Hier­bei bleibt Kalck­hoff jedoch nicht ste­hen. Viel­mehr stellt er, wie ein­gangs bereits erwähnt, den ers­ten bei­den einen drit­ten Haupt­teil zur Sei­te: »›Die­se Ernied­ri­gung des Men­schen‹: Scham, Geden­ken und Ver­söh­nung«. Hier kommt der Pro­zess des »Ent­lü­gens« und der Ver­söh­nung durch Wahr­heit anhand der Jah­re 1995 bis 2010 selbst expli­zit in den Blick.

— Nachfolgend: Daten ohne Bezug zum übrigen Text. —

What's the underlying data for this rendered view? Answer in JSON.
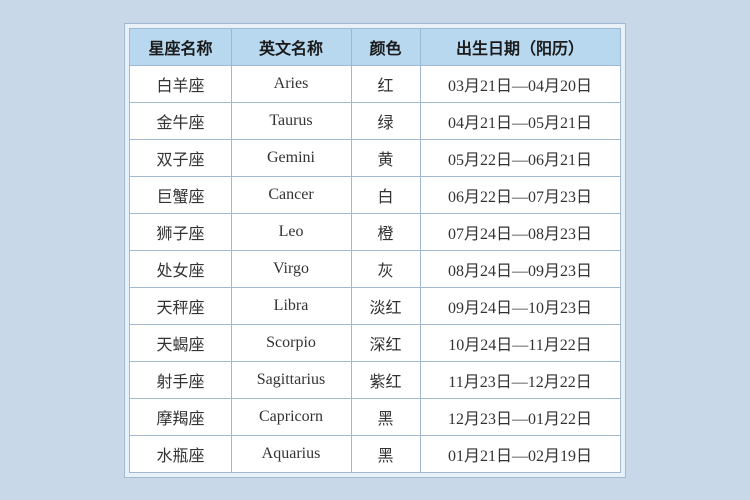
{
  "table": {
    "headers": [
      "星座名称",
      "英文名称",
      "颜色",
      "出生日期（阳历）"
    ],
    "rows": [
      {
        "chinese": "白羊座",
        "english": "Aries",
        "color": "红",
        "date": "03月21日—04月20日"
      },
      {
        "chinese": "金牛座",
        "english": "Taurus",
        "color": "绿",
        "date": "04月21日—05月21日"
      },
      {
        "chinese": "双子座",
        "english": "Gemini",
        "color": "黄",
        "date": "05月22日—06月21日"
      },
      {
        "chinese": "巨蟹座",
        "english": "Cancer",
        "color": "白",
        "date": "06月22日—07月23日"
      },
      {
        "chinese": "狮子座",
        "english": "Leo",
        "color": "橙",
        "date": "07月24日—08月23日"
      },
      {
        "chinese": "处女座",
        "english": "Virgo",
        "color": "灰",
        "date": "08月24日—09月23日"
      },
      {
        "chinese": "天秤座",
        "english": "Libra",
        "color": "淡红",
        "date": "09月24日—10月23日"
      },
      {
        "chinese": "天蝎座",
        "english": "Scorpio",
        "color": "深红",
        "date": "10月24日—11月22日"
      },
      {
        "chinese": "射手座",
        "english": "Sagittarius",
        "color": "紫红",
        "date": "11月23日—12月22日"
      },
      {
        "chinese": "摩羯座",
        "english": "Capricorn",
        "color": "黑",
        "date": "12月23日—01月22日"
      },
      {
        "chinese": "水瓶座",
        "english": "Aquarius",
        "color": "黑",
        "date": "01月21日—02月19日"
      }
    ]
  }
}
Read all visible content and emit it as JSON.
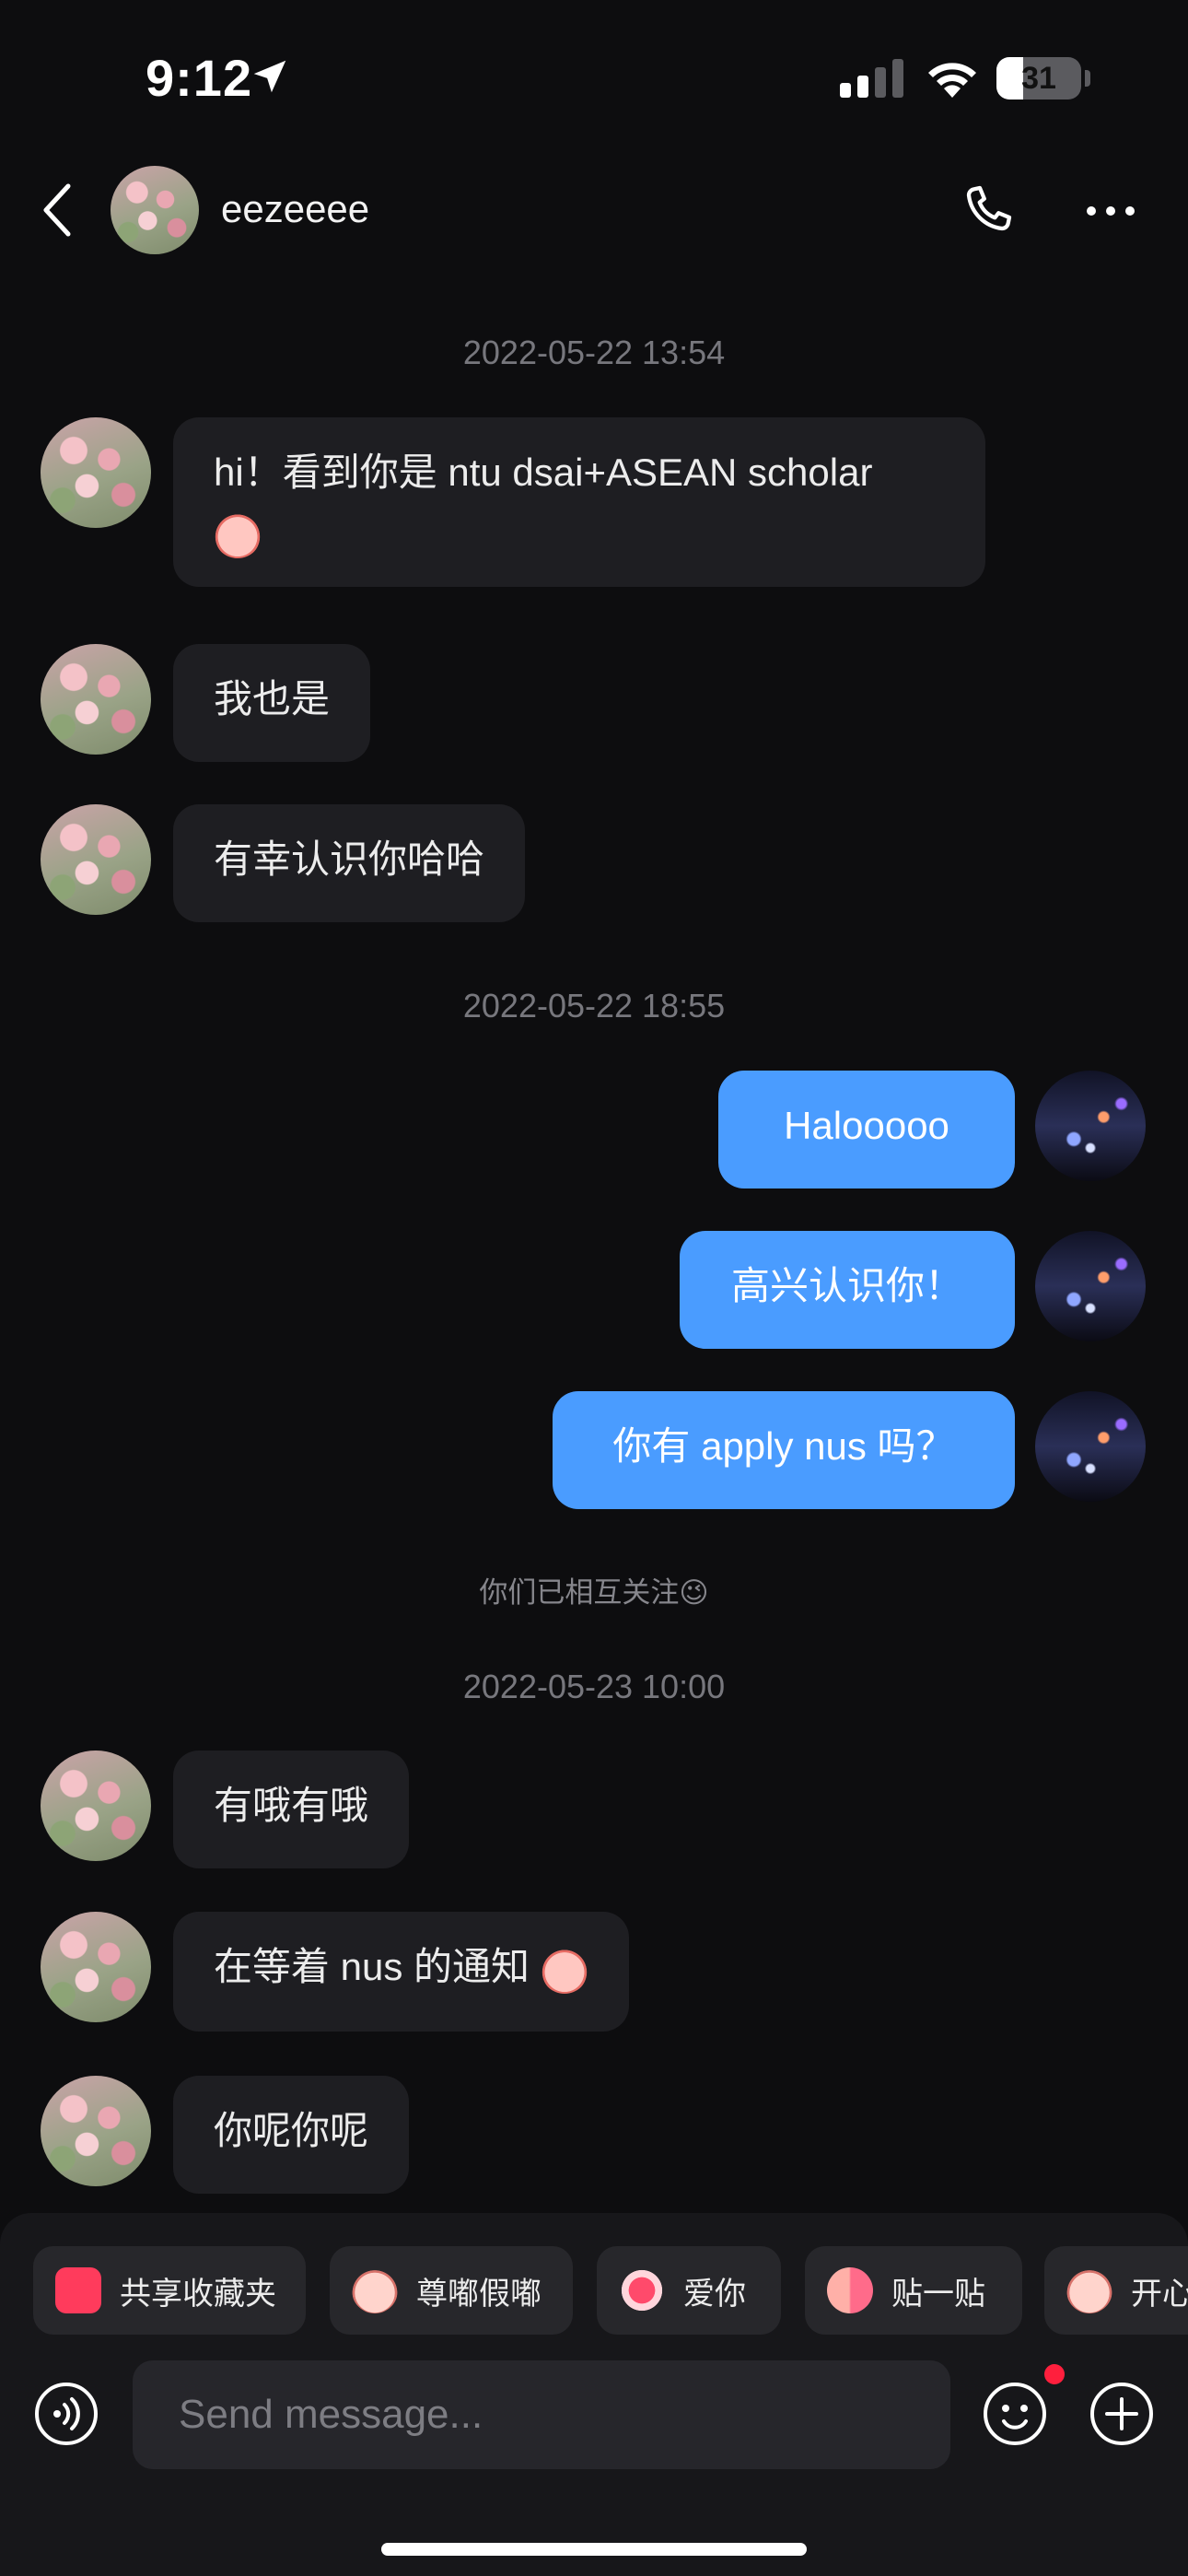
{
  "status_bar": {
    "time": "9:12",
    "battery": "31"
  },
  "header": {
    "contact_name": "eezeeee"
  },
  "messages": [
    {
      "type": "timestamp",
      "text": "2022-05-22 13:54"
    },
    {
      "type": "incoming",
      "text": "hi！看到你是 ntu dsai+ASEAN scholar"
    },
    {
      "type": "incoming",
      "text": "我也是"
    },
    {
      "type": "incoming",
      "text": "有幸认识你哈哈"
    },
    {
      "type": "timestamp",
      "text": "2022-05-22 18:55"
    },
    {
      "type": "outgoing",
      "text": "Halooooo"
    },
    {
      "type": "outgoing",
      "text": "高兴认识你！"
    },
    {
      "type": "outgoing",
      "text": "你有 apply nus 吗？"
    },
    {
      "type": "system",
      "text": "你们已相互关注😉"
    },
    {
      "type": "timestamp",
      "text": "2022-05-23 10:00"
    },
    {
      "type": "incoming",
      "text": "有哦有哦"
    },
    {
      "type": "incoming",
      "text": "在等着 nus 的通知"
    },
    {
      "type": "incoming",
      "text": "你呢你呢"
    }
  ],
  "quick_replies": [
    {
      "label": "共享收藏夹",
      "icon": "folder-star-icon"
    },
    {
      "label": "尊嘟假嘟",
      "icon": "pig-face-icon"
    },
    {
      "label": "爱你",
      "icon": "heart-pig-icon"
    },
    {
      "label": "贴一贴",
      "icon": "cheek-kiss-icon"
    },
    {
      "label": "开心",
      "icon": "happy-sticker-icon"
    }
  ],
  "composer": {
    "placeholder": "Send message..."
  },
  "colors": {
    "background": "#0d0d0f",
    "incoming_bubble": "#1e1e22",
    "outgoing_bubble": "#4a9cff",
    "badge": "#ff1f3d"
  }
}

Die­ser begann im Okto­ber 1995 mit der Ver­öf­fent­li­chung eines zwei­tei­li­gen umfang­rei­chen Bei­trags zum Mas­sa­ker in der Zei­tung Svo­boný Hlas und führ­te über viel­fäl­ti­ge deutsch-tschechische Begeg­nun­gen – und immer wie­der auch gegen Wider­stän­de – bis zur Ent­hül­lung einer Gedenk­ta­fel für die Opfer am 6. Juni 2010 in Pos­tel­berg. Man mag es bedau­ern, dass die Neu­auf­la­ge der Doku­men­ta­ti­on von Kalck­hoff nicht genutzt wur­de, um den letz­ten Haupt­teil um Zeug­nis­se aus dem zwei­ten Jahr­zehnt des 21. Jahr­hun­derts zu ergän­zen. Die­se Lücke zur Gegen­wart hin wird jedoch zumin­dest teil­wei­se durch eine als »Nach­le­se« in das Buch auf­ge­nom­me­ne Repor­ta­ge des tsche­chi­schen His­to­ri­kers Jan Novot­ný aus dem Jah­re 2017 geschlos­sen, der anläss­lich des poli­tisch frag­wür­di­gen Abris­ses der Pos­tel­ber­ger Rei­ter­ka­ser­ne, des Tat­orts des Mas­sa­kers, einen durch­aus kri­ti­schen Blick auf den gegen­wär­ti­gen Stand des Postelberg-Gedenkens wirft: »An dem Ort, an dem Hun­der­te von Sude­ten­deut­schen vor ihrem Tod kon­zen­triert wur­den und an dem sich nach Aus­sa­gen eini­ger Zeu­gen noch immer die Grä­ber der Opfer befin­den, wer­den Fami­li­en­häu­ser mit Gär­ten ste­hen.« Ange­sichts der­ar­ti­ger Ent­wick­lun­gen zeigt sich die beson­de­re Bedeu­tung von akti­ven Pro­zes­sen des »Ent­lü­gens« der Geschich­te und einer dar­an anknüp­fen­den, auf Ver­söh­nung zie­len­den Erin­ne­rungs­ar­beit. Doku­men­ta­tio­nen wie die­je­ni­ge von Andre­as Kalck­hoff kön­nen hier­zu einen wesent­li­chen Bei­trag leis­ten und Anre­gung geben – nicht zuletzt auch für ent­spre­chen­de Initia­ti­ven in Polen.